Non è da sottovalutare, poi, il segnale giunto dal Financial stability board (Fsb), gruppo creato dal G20 dopo la crisi mondiale del 2008 per evitare nuovi crack come quello della banca d’affari americana Lehman Brothers, che in un report diffuso oggi ha sottolineato come per evitare ogni rischio in caso di nuove crisi alle banche “sistemiche” mondiali (quelle “troppo grandi per fallire” senza correre il rischio di un effetto a valanga) occorrerebbero, a seconda del tipo di strumenti considerati, dai 457 ai 1.100 miliardi di euro di ulteriori capitali.

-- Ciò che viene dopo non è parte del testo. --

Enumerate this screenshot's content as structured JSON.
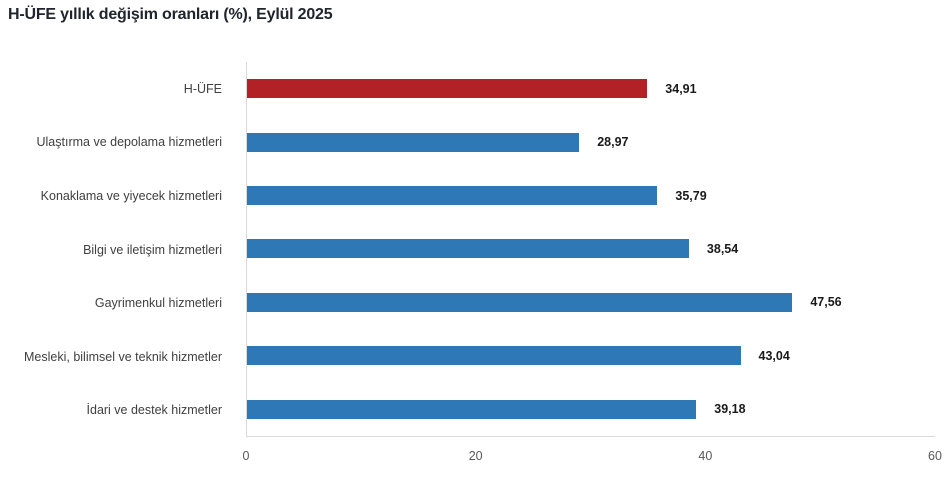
{
  "title": "H-ÜFE yıllık değişim oranları (%), Eylül 2025",
  "colors": {
    "bar_red": "#B22126",
    "bar_blue": "#2E79B5",
    "axis_line": "#D9D9D9",
    "tick_text": "#595959",
    "label_text": "#404040",
    "value_text": "#1A1A1A",
    "title_text": "#20242D"
  },
  "chart_data": {
    "type": "bar",
    "orientation": "horizontal",
    "title": "H-ÜFE yıllık değişim oranları (%), Eylül 2025",
    "xlabel": "",
    "ylabel": "",
    "xlim": [
      0,
      60
    ],
    "x_ticks": [
      "0",
      "20",
      "40",
      "60"
    ],
    "grid": false,
    "legend": false,
    "categories": [
      "H-ÜFE",
      "Ulaştırma ve depolama hizmetleri",
      "Konaklama ve yiyecek hizmetleri",
      "Bilgi ve iletişim hizmetleri",
      "Gayrimenkul hizmetleri",
      "Mesleki, bilimsel ve teknik hizmetler",
      "İdari ve destek hizmetler"
    ],
    "values": [
      34.91,
      28.97,
      35.79,
      38.54,
      47.56,
      43.04,
      39.18
    ],
    "value_labels": [
      "34,91",
      "28,97",
      "35,79",
      "38,54",
      "47,56",
      "43,04",
      "39,18"
    ],
    "bar_colors": [
      "#B22126",
      "#2E79B5",
      "#2E79B5",
      "#2E79B5",
      "#2E79B5",
      "#2E79B5",
      "#2E79B5"
    ]
  }
}
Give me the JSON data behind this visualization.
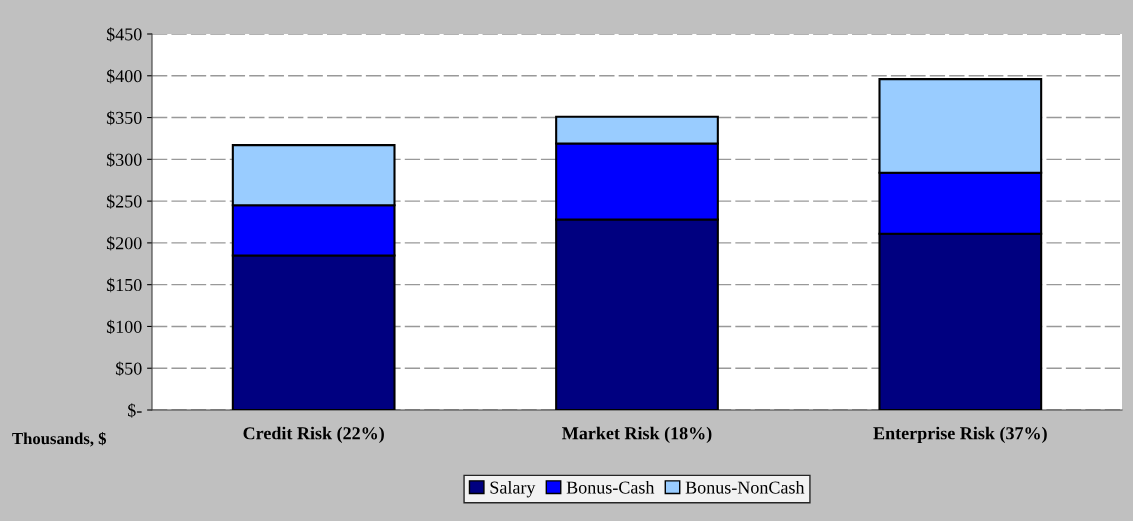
{
  "chart_data": {
    "type": "bar",
    "stacked": true,
    "categories": [
      "Credit Risk (22%)",
      "Market Risk (18%)",
      "Enterprise Risk (37%)"
    ],
    "series": [
      {
        "name": "Salary",
        "color": "#000080",
        "values": [
          185,
          228,
          211
        ]
      },
      {
        "name": "Bonus-Cash",
        "color": "#0000ff",
        "values": [
          60,
          91,
          73
        ]
      },
      {
        "name": "Bonus-NonCash",
        "color": "#99ccff",
        "values": [
          72,
          32,
          112
        ]
      }
    ],
    "ylabel": "Thousands, $",
    "ylim": [
      0,
      450
    ],
    "yticks": [
      {
        "value": 0,
        "label": "$-"
      },
      {
        "value": 50,
        "label": "$50"
      },
      {
        "value": 100,
        "label": "$100"
      },
      {
        "value": 150,
        "label": "$150"
      },
      {
        "value": 200,
        "label": "$200"
      },
      {
        "value": 250,
        "label": "$250"
      },
      {
        "value": 300,
        "label": "$300"
      },
      {
        "value": 350,
        "label": "$350"
      },
      {
        "value": 400,
        "label": "$400"
      },
      {
        "value": 450,
        "label": "$450"
      }
    ],
    "grid": "y",
    "legend": "bottom"
  }
}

L’Fsb ha anche precisato che la cifra consentirebbe alle banche di assorbire perdite pari almeno al 16% dei loro risk-weighted asset entro il 2019, ovvero ad almeno il 18% entro il 2022. Peraltro se si escludessero dal computo le 4 maggiori banche cinesi, l’ammontare di capitali necessari si ridurrebbe significativamente, calando tra i 107 e i 776 miliardi di euro. Questo significa anche, come ha già commentato qualche esperto del settore, che con un fondo anti crisi bancaria dotato di risorse tra i 4 e i 5 mila miliardi di dollari basterebbe a scongiurare il ripetersi, anche nelle ipotesi peggiori di un nuovo caso Lehman.
Può sembrare una cifra paurosa, ed in effetti lo è, ma se pensate che la sola Federal Reserve ha un bilancio con un attivo patrimoniale di oltre 4,48 triliardi di dollari (cui corrisponde altrettanta liquidità iniettata sul mercato) e che la Bce a sua volta a fine ottobre aveva in portafoglio titoli detenuti ai fini della politica monetaria per 695,7 miliardi di euro (pari a quasi 750 miliardi di dollari) e intende almeno raggiungere gli 1,1 triliardi di euro prima di valutare uno stop al suo programma di quantitative easing, si può capire come la decisione di rafforzare e in che misura le banche facendo ricorso a capitali esclusivamente privati o anche (e in che misura) pubblici è unicamente una decisione politica.
Una decisione che verosimilmente verrà legata, almeno in Europa, al varo di ulteriori riforme strutturali si spera, queste sì, in grado di affrontare alla radice il problema di una ripresina-ina-ina ancora incapace di risolvere il problema dell’elevata disoccupazione nei paesi del Sud Europa, Italia compresa.